The ministry reports, however, that the provincial economy is expected to begin recovering in 2017, following a two-year recession.
“Real GDP is forecast to grow by 2.4% in 2017, supported by wildfire reconstruction, a rebound in oil production, additional investments in public-sector infrastructure, and a modest improvement in oil prices,” the ministry adds.
“In addition to displacing roughly 2% of Alberta’s population, the fire destroyed 2,302 individual residential units, contained in 1,599 structures. The remaining destroyed units were primarily in Anzak, Draper and Saprae Creek, communities southeast of the city,” the fiscal update reports.

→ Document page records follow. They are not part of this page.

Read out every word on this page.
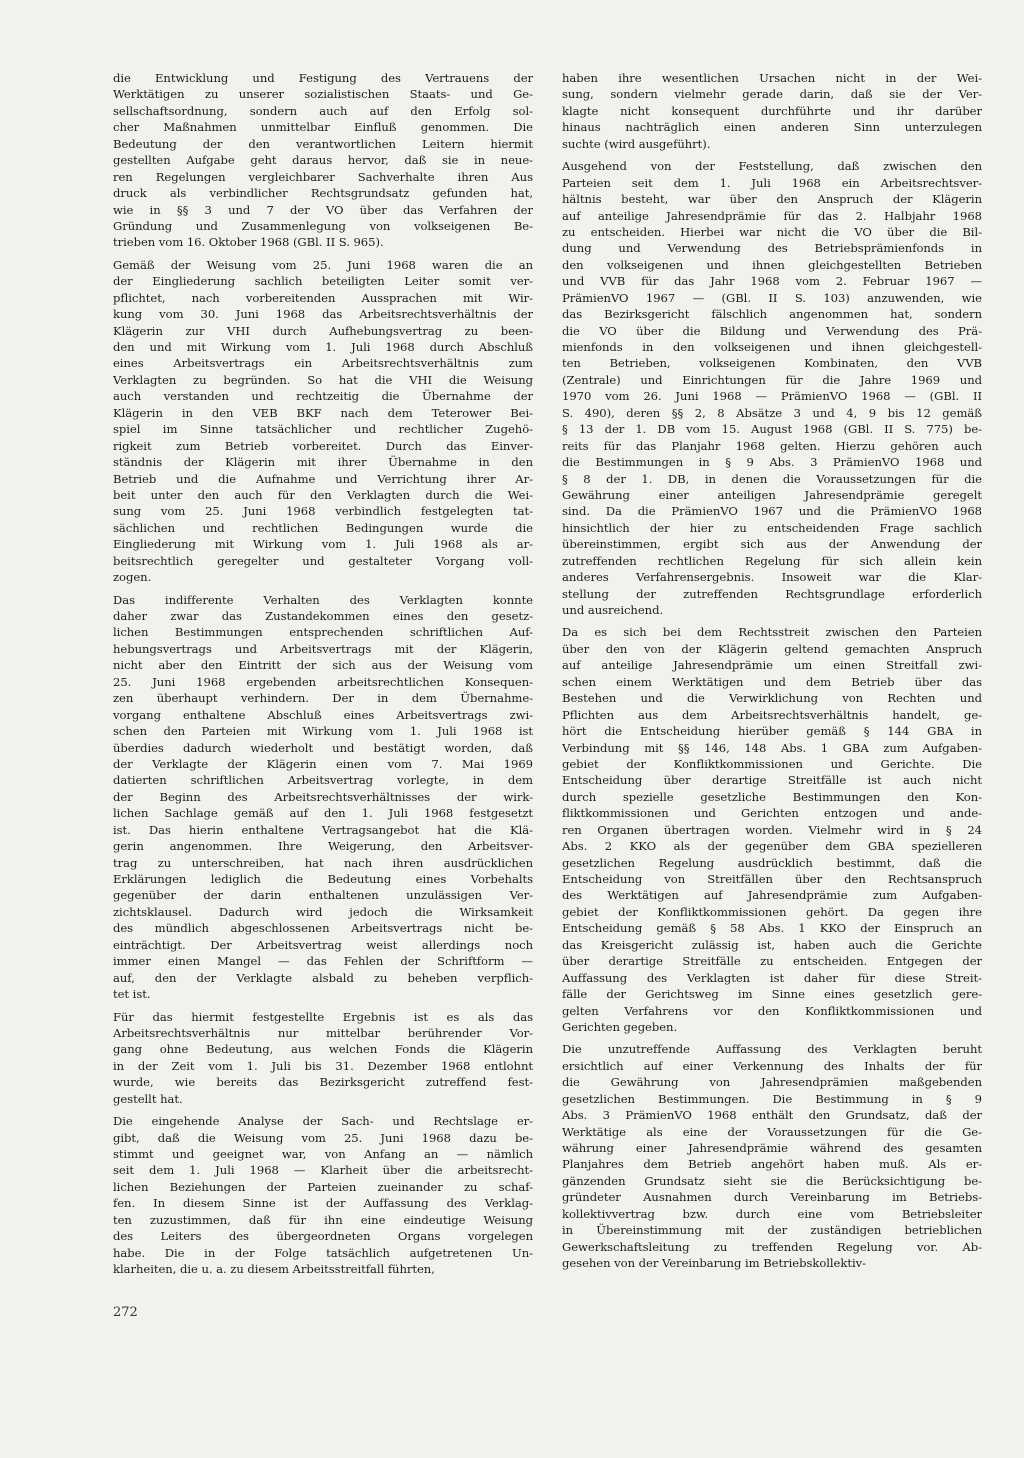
die Entwicklung und Festigung des Vertrauens der
Werktätigen zu unserer sozialistischen Staats- und Ge-
sellschaftsordnung, sondern auch auf den Erfolg sol-
cher Maßnahmen unmittelbar Einfluß genommen. Die
Bedeutung der den verantwortlichen Leitern hiermit
gestellten Aufgabe geht daraus hervor, daß sie in neue-
ren Regelungen vergleichbarer Sachverhalte ihren Aus
druck als verbindlicher Rechtsgrundsatz gefunden hat,
wie in §§ 3 und 7 der VO über das Verfahren der
Gründung und Zusammenlegung von volkseigenen Be-
trieben vom 16. Oktober 1968 (GBl. II S. 965).
Gemäß der Weisung vom 25. Juni 1968 waren die an
der Eingliederung sachlich beteiligten Leiter somit ver-
pflichtet, nach vorbereitenden Aussprachen mit Wir-
kung vom 30. Juni 1968 das Arbeitsrechtsverhältnis der
Klägerin zur VHI durch Aufhebungsvertrag zu been-
den und mit Wirkung vom 1. Juli 1968 durch Abschluß
eines Arbeitsvertrags ein Arbeitsrechtsverhältnis zum
Verklagten zu begründen. So hat die VHI die Weisung
auch verstanden und rechtzeitig die Übernahme der
Klägerin in den VEB BKF nach dem Teterower Bei-
spiel im Sinne tatsächlicher und rechtlicher Zugehö-
rigkeit zum Betrieb vorbereitet. Durch das Einver-
ständnis der Klägerin mit ihrer Übernahme in den
Betrieb und die Aufnahme und Verrichtung ihrer Ar-
beit unter den auch für den Verklagten durch die Wei-
sung vom 25. Juni 1968 verbindlich festgelegten tat-
sächlichen und rechtlichen Bedingungen wurde die
Eingliederung mit Wirkung vom 1. Juli 1968 als ar-
beitsrechtlich geregelter und gestalteter Vorgang voll-
zogen.
Das indifferente Verhalten des Verklagten konnte
daher zwar das Zustandekommen eines den gesetz-
lichen Bestimmungen entsprechenden schriftlichen Auf-
hebungsvertrags und Arbeitsvertrags mit der Klägerin,
nicht aber den Eintritt der sich aus der Weisung vom
25. Juni 1968 ergebenden arbeitsrechtlichen Konsequen-
zen überhaupt verhindern. Der in dem Übernahme-
vorgang enthaltene Abschluß eines Arbeitsvertrags zwi-
schen den Parteien mit Wirkung vom 1. Juli 1968 ist
überdies dadurch wiederholt und bestätigt worden, daß
der Verklagte der Klägerin einen vom 7. Mai 1969
datierten schriftlichen Arbeitsvertrag vorlegte, in dem
der Beginn des Arbeitsrechtsverhältnisses der wirk-
lichen Sachlage gemäß auf den 1. Juli 1968 festgesetzt
ist. Das hierin enthaltene Vertragsangebot hat die Klä-
gerin angenommen. Ihre Weigerung, den Arbeitsver-
trag zu unterschreiben, hat nach ihren ausdrücklichen
Erklärungen lediglich die Bedeutung eines Vorbehalts
gegenüber der darin enthaltenen unzulässigen Ver-
zichtsklausel. Dadurch wird jedoch die Wirksamkeit
des mündlich abgeschlossenen Arbeitsvertrags nicht be-
einträchtigt. Der Arbeitsvertrag weist allerdings noch
immer einen Mangel — das Fehlen der Schriftform —
auf, den der Verklagte alsbald zu beheben verpflich-
tet ist.
Für das hiermit festgestellte Ergebnis ist es als das
Arbeitsrechtsverhältnis nur mittelbar berührender Vor-
gang ohne Bedeutung, aus welchen Fonds die Klägerin
in der Zeit vom 1. Juli bis 31. Dezember 1968 entlohnt
wurde, wie bereits das Bezirksgericht zutreffend fest-
gestellt hat.
Die eingehende Analyse der Sach- und Rechtslage er-
gibt, daß die Weisung vom 25. Juni 1968 dazu be-
stimmt und geeignet war, von Anfang an — nämlich
seit dem 1. Juli 1968 — Klarheit über die arbeitsrecht-
lichen Beziehungen der Parteien zueinander zu schaf-
fen. In diesem Sinne ist der Auffassung des Verklag-
ten zuzustimmen, daß für ihn eine eindeutige Weisung
des Leiters des übergeordneten Organs vorgelegen
habe. Die in der Folge tatsächlich aufgetretenen Un-
klarheiten, die u. a. zu diesem Arbeitsstreitfall führten,
haben ihre wesentlichen Ursachen nicht in der Wei-
sung, sondern vielmehr gerade darin, daß sie der Ver-
klagte nicht konsequent durchführte und ihr darüber
hinaus nachträglich einen anderen Sinn unterzulegen
suchte (wird ausgeführt).
Ausgehend von der Feststellung, daß zwischen den
Parteien seit dem 1. Juli 1968 ein Arbeitsrechtsver-
hältnis besteht, war über den Anspruch der Klägerin
auf anteilige Jahresendprämie für das 2. Halbjahr 1968
zu entscheiden. Hierbei war nicht die VO über die Bil-
dung und Verwendung des Betriebsprämienfonds in
den volkseigenen und ihnen gleichgestellten Betrieben
und VVB für das Jahr 1968 vom 2. Februar 1967 —
PrämienVO 1967 — (GBl. II S. 103) anzuwenden, wie
das Bezirksgericht fälschlich angenommen hat, sondern
die VO über die Bildung und Verwendung des Prä-
mienfonds in den volkseigenen und ihnen gleichgestell-
ten Betrieben, volkseigenen Kombinaten, den VVB
(Zentrale) und Einrichtungen für die Jahre 1969 und
1970 vom 26. Juni 1968 — PrämienVO 1968 — (GBl. II
S. 490), deren §§ 2, 8 Absätze 3 und 4, 9 bis 12 gemäß
§ 13 der 1. DB vom 15. August 1968 (GBl. II S. 775) be-
reits für das Planjahr 1968 gelten. Hierzu gehören auch
die Bestimmungen in § 9 Abs. 3 PrämienVO 1968 und
§ 8 der 1. DB, in denen die Voraussetzungen für die
Gewährung einer anteiligen Jahresendprämie geregelt
sind. Da die PrämienVO 1967 und die PrämienVO 1968
hinsichtlich der hier zu entscheidenden Frage sachlich
übereinstimmen, ergibt sich aus der Anwendung der
zutreffenden rechtlichen Regelung für sich allein kein
anderes Verfahrensergebnis. Insoweit war die Klar-
stellung der zutreffenden Rechtsgrundlage erforderlich
und ausreichend.
Da es sich bei dem Rechtsstreit zwischen den Parteien
über den von der Klägerin geltend gemachten Anspruch
auf anteilige Jahresendprämie um einen Streitfall zwi-
schen einem Werktätigen und dem Betrieb über das
Bestehen und die Verwirklichung von Rechten und
Pflichten aus dem Arbeitsrechtsverhältnis handelt, ge-
hört die Entscheidung hierüber gemäß § 144 GBA in
Verbindung mit §§ 146, 148 Abs. 1 GBA zum Aufgaben-
gebiet der Konfliktkommissionen und Gerichte. Die
Entscheidung über derartige Streitfälle ist auch nicht
durch spezielle gesetzliche Bestimmungen den Kon-
fliktkommissionen und Gerichten entzogen und ande-
ren Organen übertragen worden. Vielmehr wird in § 24
Abs. 2 KKO als der gegenüber dem GBA spezielleren
gesetzlichen Regelung ausdrücklich bestimmt, daß die
Entscheidung von Streitfällen über den Rechtsanspruch
des Werktätigen auf Jahresendprämie zum Aufgaben-
gebiet der Konfliktkommissionen gehört. Da gegen ihre
Entscheidung gemäß § 58 Abs. 1 KKO der Einspruch an
das Kreisgericht zulässig ist, haben auch die Gerichte
über derartige Streitfälle zu entscheiden. Entgegen der
Auffassung des Verklagten ist daher für diese Streit-
fälle der Gerichtsweg im Sinne eines gesetzlich gere-
gelten Verfahrens vor den Konfliktkommissionen und
Gerichten gegeben.
Die unzutreffende Auffassung des Verklagten beruht
ersichtlich auf einer Verkennung des Inhalts der für
die Gewährung von Jahresendprämien maßgebenden
gesetzlichen Bestimmungen. Die Bestimmung in § 9
Abs. 3 PrämienVO 1968 enthält den Grundsatz, daß der
Werktätige als eine der Voraussetzungen für die Ge-
währung einer Jahresendprämie während des gesamten
Planjahres dem Betrieb angehört haben muß. Als er-
gänzenden Grundsatz sieht sie die Berücksichtigung be-
gründeter Ausnahmen durch Vereinbarung im Betriebs-
kollektivvertrag bzw. durch eine vom Betriebsleiter
in Übereinstimmung mit der zuständigen betrieblichen
Gewerkschaftsleitung zu treffenden Regelung vor. Ab-
gesehen von der Vereinbarung im Betriebskollektiv-
272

There were 15 commercial properties destroyed, as well as hundreds of residential and commercial properties damaged, the update reads.
“Even considering the significant slack in the labour market that the construction industry can tap into, residential reconstruction efforts will likely extend beyond 2018,” the fiscal update notes. “Over the entire reconstruction phase, over $1 billion is expected to be spend on residential rebuilding.”
Beyond reconstruction of destroyed and damaged structures, it continues, “investment in infrastructure to mitigate future risks is expected, but will also take years to complete.”
The fiscal update notes 2016-2017 Capital Plan spending is forecast to be $8.7 billion, an increase of $245 million from Budget 2016.
“This comprises primarily $101 million in 2015-2016 projects carried over to the current year, mostly related to 2013 Alberta flood assistance, $100 million in federal infrastructure program funding for public transit, water/wastewater and social housing projects, $68 million in additional SUCH sector (school boards, universities, colleges and health entities) projects, and a net $24 million reduction due mainly to re-profiling of projects in future years,” it states.
“The bottom line is this in this Q1 update: The oil price collapse continues to reverberate through our economy,” Ceci told reporters. “The Wood Buffalo wildfire has added considerably to the economic impact, reducing revenue and royalties to government.”